Linda may not share the erratic movements of Paxton’s head, but Hathaway finds plenty of other ways to express her character’s slow-motion collapse: drinking wine, screaming under the sheets, drinking more wine, monologizing. on Valkyries’ arbitrariness, dismiss his entire team. Zoom in, monologue on how the sinister forces of capitalism slid down his legs like the serpent of the Garden of Eden, swallowing a whole carafe of wine and dancing manically towards Adam and the ants in pajamas. There is a great implosive ‘Rachel Getting Married’ anxiety at work in her performance, and although this material does not allow for the same degree of reach or depth, Hathaway still knows how to vibrate the bars of a cage. golden without completely losing its charm.
Paxton and Linda are so full of pent-up energy that it can be maddening to watch them try to spend it on each other ad nauseum – to the point that it feels like Liman has punctured the movie than with so many Zoom calls in sequence. to provide him with air holes for him to breathe (and opportunities for socially distant cameos from Kingsley, Ben Stiller and Mindy Kaling). It’s a small pity, then, that “Locked Up” isn’t limited to video applications; As sad as it may be to admit, there is a little thrill watching actual movie stars like Ejiofor and Hathaway perform new material in glorious high definition, even if they do so mostly in their pajamas.
There’s an extra rush to the wandering scenes in which these characters roam outside, even if that’s just so Paxton can feast the whole neighborhood with a dramatic read from DH Lawrence’s poem “Stand Up!” (“Stand up for a new arrangement / for a chance to live all around / for the freedom and fun of living / enter and hold the land!”). And while the film’s long transition to a low-key caper hinges on so many ridiculous coincidences that Linda can only attribute them to God, it’s oddly exciting to watch Ejiofor and Hathaway – both wearing masks – come out of the house for sneak up.
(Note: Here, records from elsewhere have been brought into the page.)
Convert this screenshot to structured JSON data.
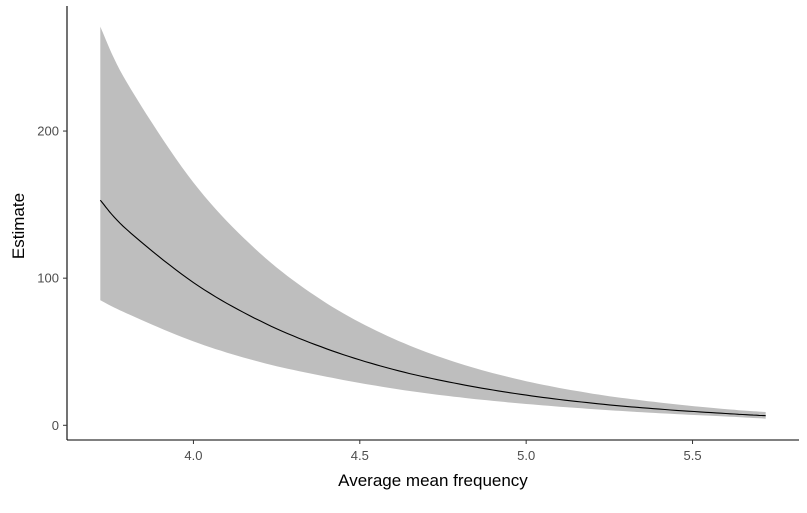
{
  "chart_data": {
    "type": "area",
    "xlabel": "Average mean frequency",
    "ylabel": "Estimate",
    "xlim": [
      3.62,
      5.82
    ],
    "ylim": [
      -10,
      285
    ],
    "x_ticks": [
      {
        "value": 4.0,
        "label": "4.0"
      },
      {
        "value": 4.5,
        "label": "4.5"
      },
      {
        "value": 5.0,
        "label": "5.0"
      },
      {
        "value": 5.5,
        "label": "5.5"
      }
    ],
    "y_ticks": [
      {
        "value": 0,
        "label": "0"
      },
      {
        "value": 100,
        "label": "100"
      },
      {
        "value": 200,
        "label": "200"
      }
    ],
    "grid": false,
    "legend": "none",
    "colors": {
      "line": "#000000",
      "ribbon": "#bebebe",
      "axis": "#000000"
    },
    "series": [
      {
        "x": [
          3.72,
          3.8,
          4.0,
          4.2,
          4.4,
          4.6,
          4.8,
          5.0,
          5.2,
          5.4,
          5.6,
          5.72
        ],
        "y": [
          153,
          133,
          97,
          71,
          52,
          38,
          28,
          20.5,
          15,
          11,
          8,
          6.5
        ],
        "lower": [
          85,
          76,
          57,
          43,
          33,
          25,
          19,
          14.5,
          11,
          8.2,
          6,
          4.5
        ],
        "upper": [
          271,
          233,
          165,
          117,
          83,
          59,
          42,
          30,
          21.5,
          15.5,
          11,
          9
        ]
      }
    ]
  }
}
Harrods iconic food court and the cavernous tunnels below.
Seeing famous people move freely around the COVID world without killing anyone feels like a heist in itself, and the henpecked feuds between Paxton and Linda take a backseat in the sheer joy of seeing them safely reclaim a measure of liberty on their lives for a good cause (the theft is partly for the NHS). The same goes for the actors who play these characters, and for the team that made the production around them possible. The best moments of “Locked Down” capture the same jolt of “I can’t believe they really did this” the excitement surrounding the news that Liman is going to space to find with Tom Cruise. If you can survive the cabin fever and a painful Edgar Allen Poe runner who never finds a decent punchline, there’s a solid reward waiting on the other side.
More importantly, “Locked Down” doesn’t totally give in to its context. The film could lose much of its charge if and when we get this virus under control, but Knight’s script uses the pandemic more as a setting than a subject. COVID-19 serves as the backdrop for a friendly brawl over the freedoms we take for granted and the limits that dictated our lives long before we had to spend them at home. “A complete reexamination of her life appears to be a side effect of COVID,” sighs Linda at one point, but here – in the kind of movie that would never be made with stars of this caliber without a global crisis – this deadly symptom may seem dangerously close to a ray of hope.
Category B
“Locked Down” will be available to stream on HBOMax starting Thursday, January 14.